Despite half the project being dedicated to the sewer system, Bollinger said the 1997 project serves as a useful example in understanding the current plan. Not only did it cost about the same ($11 million) and install a water tower and well, but the city received assistance in funding the project from the Missouri Department of Natural Resources. The city again plans to go through the agency's State Revolving Loan Fund program, which could help alleviate up to 70 percent of interest costs on the project, compared with privately financing the bond.

"They offer to municipalities significantly reduced interest rates," Bollinger said. "We had tremendous success utilizing that program [during our last upgrade project]."

The proposed figures for the water bond issue were calculated anticipating the financing the city has obtained for previous projects, Bollinger said.

But the plan can't go anywhere without the green light from the voters in August.

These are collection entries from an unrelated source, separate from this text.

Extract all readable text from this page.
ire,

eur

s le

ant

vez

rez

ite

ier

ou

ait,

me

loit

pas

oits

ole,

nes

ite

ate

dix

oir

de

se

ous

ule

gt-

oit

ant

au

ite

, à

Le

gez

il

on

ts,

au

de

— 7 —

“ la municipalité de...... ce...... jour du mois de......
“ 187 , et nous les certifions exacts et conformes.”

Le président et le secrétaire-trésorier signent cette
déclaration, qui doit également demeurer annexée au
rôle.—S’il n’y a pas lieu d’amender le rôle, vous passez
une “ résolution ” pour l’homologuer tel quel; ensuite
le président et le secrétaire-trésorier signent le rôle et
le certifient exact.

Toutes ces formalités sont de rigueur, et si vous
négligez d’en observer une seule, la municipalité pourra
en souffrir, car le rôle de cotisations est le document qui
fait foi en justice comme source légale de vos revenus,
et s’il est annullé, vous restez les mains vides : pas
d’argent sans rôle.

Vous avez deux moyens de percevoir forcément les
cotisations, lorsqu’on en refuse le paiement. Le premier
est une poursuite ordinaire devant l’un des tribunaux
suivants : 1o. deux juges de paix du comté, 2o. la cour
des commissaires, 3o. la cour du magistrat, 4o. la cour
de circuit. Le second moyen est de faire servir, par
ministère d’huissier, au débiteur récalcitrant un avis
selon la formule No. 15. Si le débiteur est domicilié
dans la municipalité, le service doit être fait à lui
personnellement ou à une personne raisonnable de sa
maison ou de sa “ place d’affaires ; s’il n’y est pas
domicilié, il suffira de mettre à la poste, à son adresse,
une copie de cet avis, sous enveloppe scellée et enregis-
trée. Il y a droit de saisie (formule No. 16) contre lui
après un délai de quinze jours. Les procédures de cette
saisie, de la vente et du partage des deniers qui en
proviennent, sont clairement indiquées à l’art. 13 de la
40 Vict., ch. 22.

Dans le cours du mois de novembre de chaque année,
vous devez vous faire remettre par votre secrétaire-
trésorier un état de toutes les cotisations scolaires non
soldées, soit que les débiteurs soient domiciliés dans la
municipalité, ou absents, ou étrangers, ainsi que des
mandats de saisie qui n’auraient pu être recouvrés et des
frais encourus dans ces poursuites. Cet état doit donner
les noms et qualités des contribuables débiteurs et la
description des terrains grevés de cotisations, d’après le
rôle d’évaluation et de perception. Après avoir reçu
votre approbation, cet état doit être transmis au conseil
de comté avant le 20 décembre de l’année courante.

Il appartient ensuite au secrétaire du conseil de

To get the water bond issue on the ballot, the mayor and board of aldermen must approve an ordinance calling for the water bond election and submit it to the county clerk by May 26.

"We have to see what the voters do first," Bollinger said. "We're putting that election ordinance together now. ... We're hoping for that to be voted on next month."

If the voters approve the project, installations and renovations will begin in 2016 and likely be completed within 10 years. If voters reject the project, then, Bollinger said, the city will have to continue managing the current system.

"We'll continue to fix them, but [this project] is intended to help us maintain growth," he said. "We know what the problem is and we know what the solution is; we just have to get from point A to point B."